We all have limiting beliefs that keep us from reaching our goals and even dreaming our dreams. When I was twelve, I had a conversation with an adviser about my desire to be a professional piano player when I grew up. I was told if I wanted that I should have started years ago, I needed to seriously consider something else. Two common limiting beliefs were apparent in this advice. The first is that belief that we are either born gifted or not gifted. The second was that you can’t make a living as a musician.
No matter what you think about the viability of the music profession, we have all ran up against the “not gifted” road block. My husband, ironically a gifted musician trying to make a living as a guitar player, held the same limiting belief that you were either born with talent and you couldn’t learn it. Of course, he knew he was gifted but he believed he was just born that way. We had this argument all the time. I had the opportunity to watch his “giftedness” grow over the years. It didn’t just grow like a seed that falls into the soil grows into a tree. His playing got better over the years because he kept playing. He played every day. He listened to songs and imitated the guitar players he listened to. There was not a day that went by when he didn’t at least listen to a guitar lick but most days he picked up that guitar and played. And by the way, he was twelve when he got his first guitar and started learning to play. He was passionate about playing guitar, he thought about it all the time, he was focused, and he practiced every day. So yea, you could say he was born with the gift.
What limiting beliefs are holding you back? Any belief that puts constraints on what you can be or accomplish is a limiting belief. Look for words like, “I can’t…”, “I shouldn’t…”, “If only…”, or “I am too…” in your self-talk and exchange them for empowering thoughts. You have to believe you can at least try before you can ever reach your goals. You must give yourself permission to dream if you are ever going to see your dream come true.
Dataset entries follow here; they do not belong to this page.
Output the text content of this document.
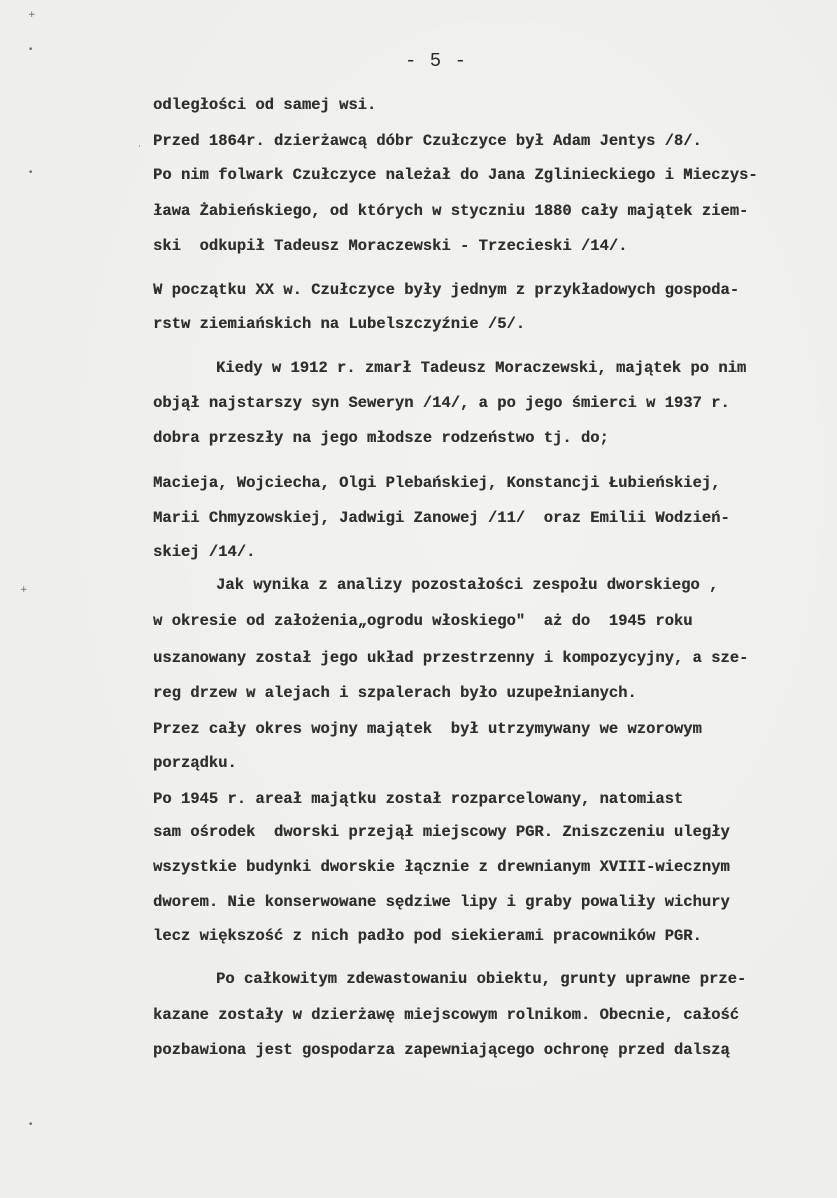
+
•
•
+
•
·
- 5 -
odległości od samej wsi.
Przed 1864r. dzierżawcą dóbr Czułczyce był Adam Jentys /8/.
Po nim folwark Czułczyce należał do Jana Zglinieckiego i Mieczys-
ława Żabieńskiego, od których w styczniu 1880 cały majątek ziem-
ski  odkupił Tadeusz Moraczewski - Trzecieski /14/.
W początku XX w. Czułczyce były jednym z przykładowych gospoda-
rstw ziemiańskich na Lubelszczyźnie /5/.
Kiedy w 1912 r. zmarł Tadeusz Moraczewski, majątek po nim
objął najstarszy syn Seweryn /14/, a po jego śmierci w 1937 r.
dobra przeszły na jego młodsze rodzeństwo tj. do;
Macieja, Wojciecha, Olgi Plebańskiej, Konstancji Łubieńskiej,
Marii Chmyzowskiej, Jadwigi Zanowej /11/  oraz Emilii Wodzień-
skiej /14/.
Jak wynika z analizy pozostałości zespołu dworskiego ,
w okresie od założenia„ogrodu włoskiego"  aż do  1945 roku
uszanowany został jego układ przestrzenny i kompozycyjny, a sze-
reg drzew w alejach i szpalerach było uzupełnianych.
Przez cały okres wojny majątek  był utrzymywany we wzorowym
porządku.
Po 1945 r. areał majątku został rozparcelowany, natomiast
sam ośrodek  dworski przejął miejscowy PGR. Zniszczeniu uległy
wszystkie budynki dworskie łącznie z drewnianym XVIII-wiecznym
dworem. Nie konserwowane sędziwe lipy i graby powaliły wichury
lecz większość z nich padło pod siekierami pracowników PGR.
Po całkowitym zdewastowaniu obiektu, grunty uprawne prze-
kazane zostały w dzierżawę miejscowym rolnikom. Obecnie, całość
pozbawiona jest gospodarza zapewniającego ochronę przed dalszą
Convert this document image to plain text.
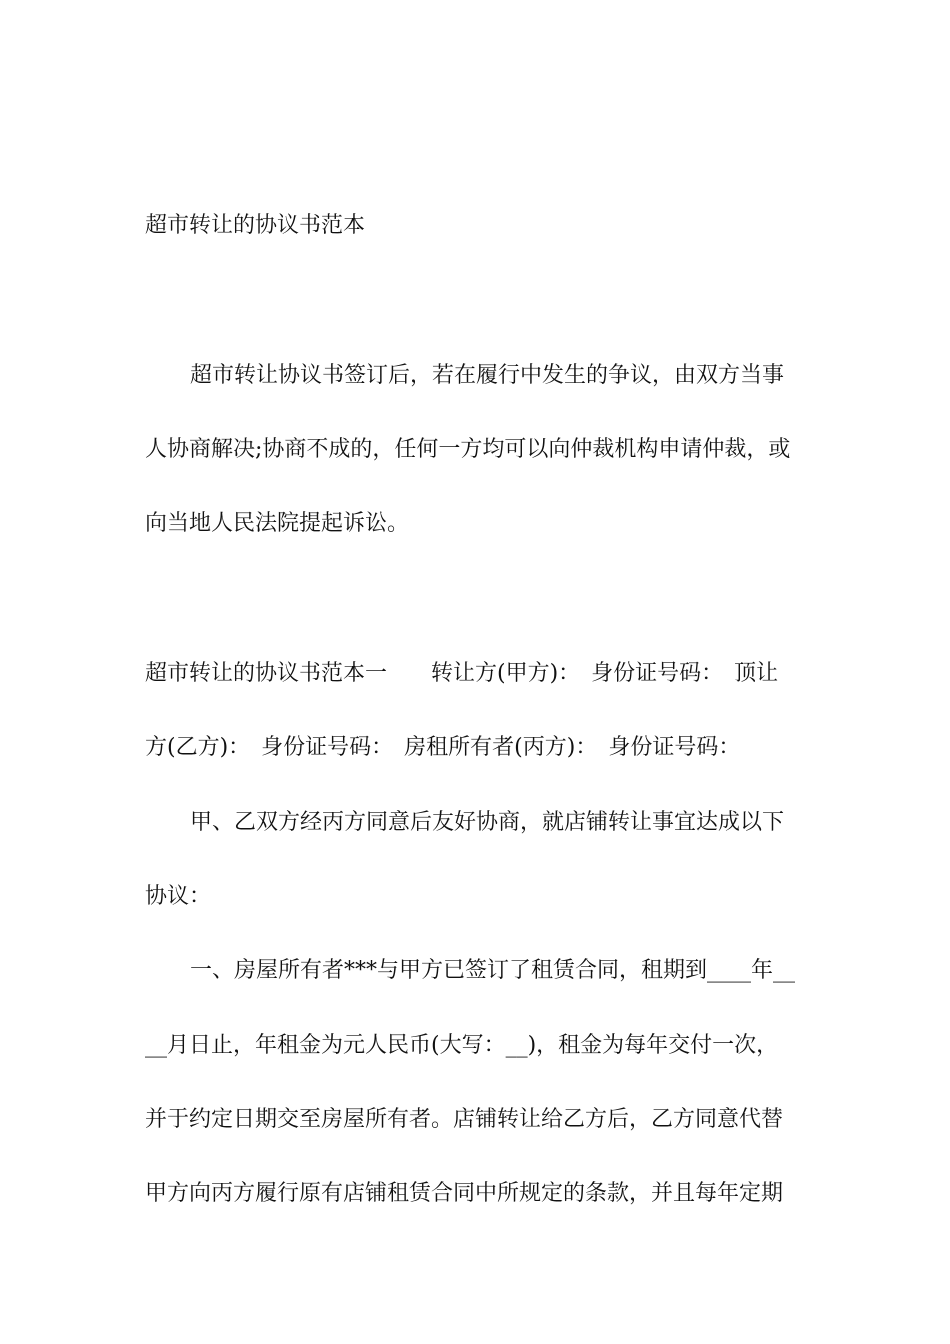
超市转让的协议书范本
超市转让协议书签订后，若在履行中发生的争议，由双方当事
人协商解决;协商不成的，任何一方均可以向仲裁机构申请仲裁，或
向当地人民法院提起诉讼。
超市转让的协议书范本一　　转让方(甲方)：　身份证号码：　顶让
方(乙方)：　身份证号码：　房租所有者(丙方)：　身份证号码：
甲、乙双方经丙方同意后友好协商，就店铺转让事宜达成以下
协议：
一、房屋所有者***与甲方已签订了租赁合同，租期到____年__
__月日止，年租金为元人民币(大写：__)，租金为每年交付一次，
并于约定日期交至房屋所有者。店铺转让给乙方后，乙方同意代替
甲方向丙方履行原有店铺租赁合同中所规定的条款，并且每年定期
All through school I was an acrobat. I was on the aerial troop, I was the Vice President of our High School Gymnastics club, I was a teacher assistant in gymnastics class, and I was a tumbling instructor at the community recreation center. One thing I never was able to do was the splits. I believed that I couldn’t do the splits because I was born with long legs. Most of my youth, I was the tallest girl in our tumbling classes and I was told that I didn’t have the body of a gymnast. This usually came to me indirectly when I heard grown-ups telling each other who had a body of gymnast.
It wasn’t until I was in my fifties that I heard a ballet instructor tell us, “It is not how far you can move but the intent of the movement that counts.” We learned to relax into the stretch and most of all to stretch every day and every day we will stretch just a little bit further even if we didn’t notice it. I wish I would have been told that in tumbling class as a child. There were so many messages going around that you are either born with the right body and talents of a tumbler or you weren’t. No one said, “Kim, if you want to do the splits you need to stretch every day. Only trying to do the splits once a week in class is not going to be enough.”
Over the last year, I have been avoiding certain poses that some of my younger classmates were attempting in class. I didn’t make them part of my practice because I was in my fifties, a limiting belief based on my age. I even read a yoga book that said between the ages of 50-65 one should stop practicing asanas (yoga poses) and begin concentrating their practice on meditation. Well, I am too old to stop something I hadn’t started yet. So I am going to keep on going. I am going to keep stretching and one day I am going to do the splits.
Relax into the stretch. It is the intent of the movement that counts. Setting your intention to move toward your goal is the journey towards your dreams. Stretch your limits until you break free of them!